Common App continues push to address access barriers

The Common Application, used by more than a million students each year to apply to college, has gradually eliminated a number of questions thought to exacerbate racial, economic, and other disparities in access to higher education. The organization, for instance, has addressed prompts about the nature of applicants’ military discharge, high school disciplinary history, and criminal history.     

Now, Common App officials are taking a hard look at citizenship- and immigration-related questions and plan to revise them by fall 2021, USA Today reports. Common App submissions among students who are undocumented fell by 16 percent between 2016 and 2020. During the 2019-20 admissions cycle alone, more than 300,000 students started their application, skipped the citizenship question, and ultimately failed to complete and submit the form, according to Common App officials.

“We don’t want people selecting themselves out of the process because we’re asking questions they feel are putting themselves and their family in jeopardy,” Common App CEO Jenny Rickard told USA Today

Balancing applicants’ need for privacy, colleges’ desire to offer support 

To reduce deterrants for undocumented applicants, the organization plans to revamp questions about citizenship and visibly signal when information, like a Social Security number, is optional.  It also will remove questions about how long a student lived outside the country and where their family members were born. For the first time, the Common App also will allow applicants to identify as DACA recipients.

Advocates for undocumented students say this latest round of Common App changes will be trickier than those that came before: higher ed leaders don’t want to discourage undocumented students from applying but also need information about students’ citizenship status in order to connect them with financial support and other resources. 

“Just because you take it off the Common App doesn’t mean that the college still doesn’t need it and use it in a way,” said Sara Urquidez, executive director of Academic Success Program, a college counseling group. “So how are they going to find a way and a solution that doesn’t put more burden on a student and family?”

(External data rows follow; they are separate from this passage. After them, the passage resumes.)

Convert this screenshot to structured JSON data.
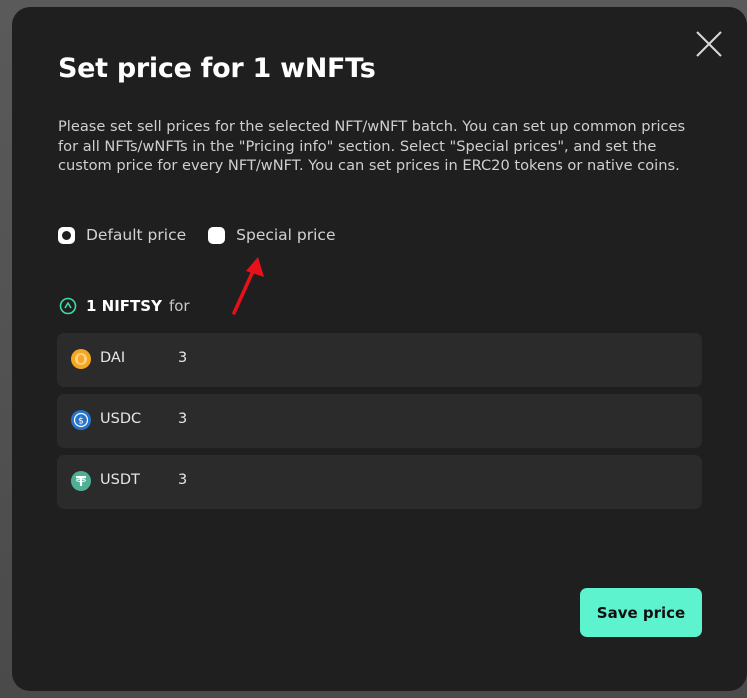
{
  "modal": {
    "title": "Set price for 1 wNFTs",
    "description": "Please set sell prices for the selected NFT/wNFT batch. You can set up common prices for all NFTs/wNFTs in the \"Pricing info\" section. Select \"Special prices\", and set the custom price for every NFT/wNFT. You can set prices in ERC20 tokens or native coins.",
    "close_icon": "close-icon"
  },
  "price_mode": {
    "options": [
      {
        "label": "Default price",
        "selected": true
      },
      {
        "label": "Special price",
        "selected": false
      }
    ]
  },
  "amount": {
    "value": "1 NIFTSY",
    "connector": "for",
    "icon": "niftsy-icon"
  },
  "prices": [
    {
      "token": "DAI",
      "price": "3",
      "icon": "dai-icon",
      "color": "#f5a623"
    },
    {
      "token": "USDC",
      "price": "3",
      "icon": "usdc-icon",
      "color": "#2775ca"
    },
    {
      "token": "USDT",
      "price": "3",
      "icon": "usdt-icon",
      "color": "#50af95"
    }
  ],
  "actions": {
    "save_label": "Save price"
  },
  "colors": {
    "modal_bg": "#1f1f1f",
    "row_bg": "#2b2b2b",
    "accent": "#5ef3cf",
    "annotation_arrow": "#e8111b"
  }
}
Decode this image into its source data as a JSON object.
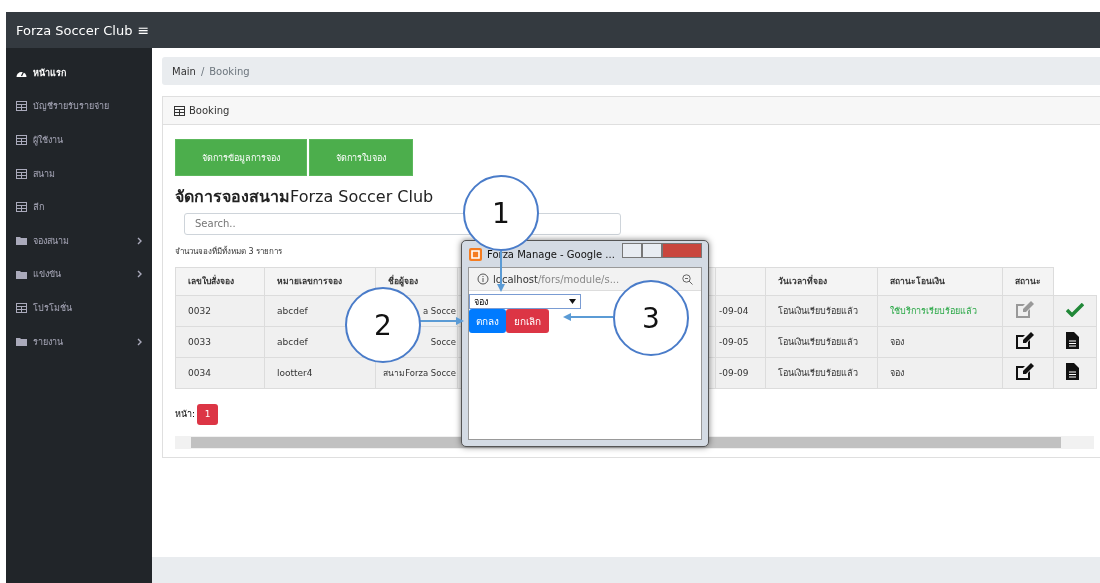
{
  "topbar": {
    "brand": "Forza Soccer Club",
    "menu_glyph": "≡"
  },
  "sidebar": {
    "items": [
      {
        "label": "หน้าแรก",
        "kind": "dashboard",
        "selected": true,
        "expandable": false
      },
      {
        "label": "บัญชีรายรับรายจ่าย",
        "kind": "table",
        "selected": false,
        "expandable": false
      },
      {
        "label": "ผู้ใช้งาน",
        "kind": "table",
        "selected": false,
        "expandable": false
      },
      {
        "label": "สนาม",
        "kind": "table",
        "selected": false,
        "expandable": false
      },
      {
        "label": "ลีก",
        "kind": "table",
        "selected": false,
        "expandable": false
      },
      {
        "label": "จองสนาม",
        "kind": "folder",
        "selected": false,
        "expandable": true
      },
      {
        "label": "แข่งขัน",
        "kind": "folder",
        "selected": false,
        "expandable": true
      },
      {
        "label": "โปรโมชั่น",
        "kind": "table",
        "selected": false,
        "expandable": false
      },
      {
        "label": "รายงาน",
        "kind": "folder",
        "selected": false,
        "expandable": true
      }
    ]
  },
  "breadcrumb": {
    "items": [
      "Main",
      "Booking"
    ],
    "separator": "/"
  },
  "card": {
    "title": "Booking",
    "buttons": [
      "จัดการข้อมูลการจอง",
      "จัดการใบจอง"
    ],
    "heading": {
      "bold": "จัดการจองสนาม",
      "rest": "Forza Soccer Club"
    },
    "search": {
      "placeholder": "Search.."
    },
    "count": "จำนวนจองที่มีทั้งหมด 3 รายการ",
    "table": {
      "columns": [
        "เลขใบสั่งจอง",
        "หมายเลขการจอง",
        "ชื่อผู้จอง",
        "",
        "",
        "วันเวลาที่จอง",
        "สถานะโอนเงิน",
        "สถานะ",
        ""
      ],
      "rows": [
        {
          "cells": [
            "0032",
            "abcdef",
            "a Socce",
            "",
            "-09-04",
            "โอนเงินเรียบร้อยแล้ว",
            "ใช้บริการเรียบร้อยแล้ว"
          ],
          "completed": true
        },
        {
          "cells": [
            "0033",
            "abcdef",
            "Socce",
            "",
            "-09-05",
            "โอนเงินเรียบร้อยแล้ว",
            "จอง"
          ],
          "completed": false
        },
        {
          "cells": [
            "0034",
            "lootter4",
            "สนามForza Socce",
            "",
            "-09-09",
            "โอนเงินเรียบร้อยแล้ว",
            "จอง"
          ],
          "completed": false
        }
      ]
    },
    "pagination": {
      "label": "หน้า:",
      "pages": [
        {
          "label": "1",
          "selected": true
        }
      ]
    }
  },
  "popup": {
    "title": "Forza Manage - Google ...",
    "url_host": "localhost",
    "url_path": "/fors/module/s...",
    "select_value": "จอง",
    "ok": "ตกลง",
    "cancel": "ยกเลิก"
  },
  "annotations": [
    {
      "label": "1"
    },
    {
      "label": "2"
    },
    {
      "label": "3"
    }
  ]
}
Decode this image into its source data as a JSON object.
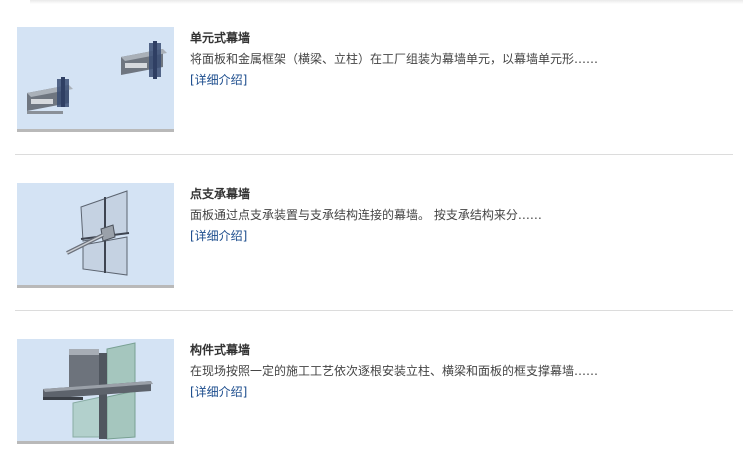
{
  "items": [
    {
      "title": "单元式幕墙",
      "description": "将面板和金属框架（横梁、立柱）在工厂组装为幕墙单元，以幕墙单元形……",
      "link": "[详细介绍]",
      "image_icon": "unit-curtain-wall-image"
    },
    {
      "title": "点支承幕墙",
      "description": "面板通过点支承装置与支承结构连接的幕墙。  按支承结构来分……",
      "link": "[详细介绍]",
      "image_icon": "point-supported-curtain-wall-image"
    },
    {
      "title": "构件式幕墙",
      "description": "在现场按照一定的施工工艺依次逐根安装立柱、横梁和面板的框支撑幕墙……",
      "link": "[详细介绍]",
      "image_icon": "stick-curtain-wall-image"
    }
  ],
  "colors": {
    "thumb_bg": "#d4e3f4",
    "link": "#1a4b8c",
    "divider": "#dcdcdc"
  }
}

Still, the Common App changes address a known barrier, advocates say. “I realized, wow, we’re probably losing such a huge portion of students that could be in the pipeline for higher education,” Angel Pérez, CEO of the National Association for College Admission Counseling told USA Today.

Chatbot seeks to fill counseling gaps exacerbated by COVID-19

In addition to the forthcoming form changes, Common App announced that it will launch a new artificial intelligence (AI) chatbot to guide students through the application process via text messages. According to Diverse Issues in Higher Education, the free chatbot, named Ollie, will prompt students, answer questions on demand 24/7, provide relevant resources, and facilitate phone or video calls with advisors for applicants and families who need more in-depth help. Common App is providing the service in collaboration with the College Advising Corps and AI company AdmitHub. 

Common App tested the chatbot with 173,000 applicants during summer 2020, sending more than 23 million messages and achieving a 65 percent engagement rate. This next phase is expected to reach more than a half million students and families, with around half of participants identifying as students who are low-income, first-generation, or people of color. If Common App sees strong results, it may embed the tool as part of its overall application process. 

Common App CEO Jenny Rickard says the organization hopes the chatbot will help fill a void for “students who already probably feel very alone in the college process“ and have been further separated from their school counselors by the COVID-19 pandemic. As of November 16, the organization had seen a 10 percent decline in applications from first-generation students and those eligible for fee waivers, compared with fall 2019.